No alto da Horta Velha, encimando o Vale de Incenso e coroando a chapada do Pardieiro, emerge, de um pequeno planalto, um maciço rochoso que serviu de base a um moinho de vento, há muitos anos desaparecido, sem deixar rasto ou vestígios.
Esse local, ainda hoje se chama moinho da Maxieira.
Do alto do moinho, que servia também de habitação ao moleiro Ricardo, desfrutava-se um panorama imponente: na linha do horizonte, os cumes da serra dos Bandos a nascente, as terras de Vila de Rei a norte e poente e o vale do Tejo a sul, com o morro e a cidade de Abrantes a sobressair dos nateiros ribeirinhos e a marcar o início das planuras do Alto Alentejo.

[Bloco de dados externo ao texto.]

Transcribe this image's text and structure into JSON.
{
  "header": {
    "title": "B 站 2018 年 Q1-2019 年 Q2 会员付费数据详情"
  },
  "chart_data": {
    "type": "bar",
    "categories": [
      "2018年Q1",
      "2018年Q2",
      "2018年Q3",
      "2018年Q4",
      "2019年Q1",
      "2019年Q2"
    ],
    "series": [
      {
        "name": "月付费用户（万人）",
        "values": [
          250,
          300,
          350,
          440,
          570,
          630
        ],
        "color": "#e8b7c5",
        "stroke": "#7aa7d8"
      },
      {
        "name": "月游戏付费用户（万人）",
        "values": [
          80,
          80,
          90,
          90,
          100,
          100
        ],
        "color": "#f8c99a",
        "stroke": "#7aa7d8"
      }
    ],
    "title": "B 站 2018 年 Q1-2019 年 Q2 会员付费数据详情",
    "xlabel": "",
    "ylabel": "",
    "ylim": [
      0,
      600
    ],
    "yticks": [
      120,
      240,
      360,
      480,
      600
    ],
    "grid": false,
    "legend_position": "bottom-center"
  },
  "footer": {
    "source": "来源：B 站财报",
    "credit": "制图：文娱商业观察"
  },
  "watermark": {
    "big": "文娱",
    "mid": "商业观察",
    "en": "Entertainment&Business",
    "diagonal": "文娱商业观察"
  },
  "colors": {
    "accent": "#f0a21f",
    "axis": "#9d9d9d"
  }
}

O morro, demarcando a linha de águas entre a Serra e a Aboboreira, terá servido de atalaia e posto de vigia, recebendo e transmitindo, para Abrantes, os sinais luminosos, indicativos da aproximação de tropas hostis, em marcha sobre o vale do Tejo, a caminho de Lisboa.
Também os Templários terão usado o local para ligações, à vista, entre o Alentejo e Tomar, através da ligação com a serra da Melriça, centro geodésico de Portugal.
No sopé, a sul e oeste do pequeno maciço, havia um souto que dava as melhores castanhas da região.
Entre os castanheiros florescia uma pequena horta, regada por uma represa que recolhia as águas de uma nascente que aflorava poucos metros abaixo da porta do moinho.
Entre a horta e o moinho, havia um palheiro, residência do velho burrito, e uns cortelhos, para a cabrita e o porco.
Completava o cenário o velho moleiro, de nome Ricardo, como o pai e avô, e de que mais nada se conhece.
As pedras do moinho da Maxieira, onde hoje está um talefe dos serviços de cadastro geodésico, desapareceram; toda a gente se empenhou em recolher e guardar algumas relíquias do local.
Diz a lenda que casa onde fosse colocada uma simples pedra do velho moinho não ardia, não seria assaltada, nem nela entraria mau-olhado ou quebranto. Também os animais da família seriam protegidos de maleitas e doenças.
Ao tio Ricardo, que não se sabe ao certo quem foi, nem de onde era filhote – todas as aldeias, em redor, reclamam a sua naturalidade -, são atribuídos dotes de santidade e a sua memória foi, muitas vezes, invocada como milagrosa, segundo referência dos mais velhos, quando relembram as palavras de outros mais velhos.
A fama dos poderes do velho moleiro Ricardo, da farinha moída no seu moinho, das águas da sua represa e das castanhas do castanheiro em cuja sombra o moleiro dormia a sesta e o sono de muitas noites, persistiram muito para cá do desaparecimento de todo o cenário.
A procura das pedras do moinho, de rebentos de sobreiro para plantar e de tudo que se referisse ao local, acabou por não deixar pedra sobre pedra e originar as mais variadas lendas e crendices.
Garantem os mais velhos que nunca se soube, ao certo, onde foi enterrado o velho Ricardo; há até quem sugira, embora cheio de receio, que nunca houve Ricardo, nem moinho na Maxieira. Porém, os exageros não ajudam, em nada, a chegar à verdade, nem é esse o nosso objectivo.
Por respeito e por tudo o que mais se admita, todos preferem calar-se; ninguém quer ficar sujeito ao que de mal lhe possa acontecer e, como é costume, no povo, não se acredita nem deixa de se acreditar – respeita-se a tradição –.
Todavia sempre se aumentam ou diminuem os tons das histórias, que, de boca em boca, passam, transversalmente, de geração em geração.
Mas olhe que é verdade que já muitos foram os que se viram em aflições, com lobos, visões e coisas esquisitas, bem como com doenças e complicações e se apegaram ao velho Ricardo, que Deus haja. Passaram, imediatamente, por cima de tudo.
Foram estas as últimas palavras que ouvi, bastantes anos atrás, sobre o assunto.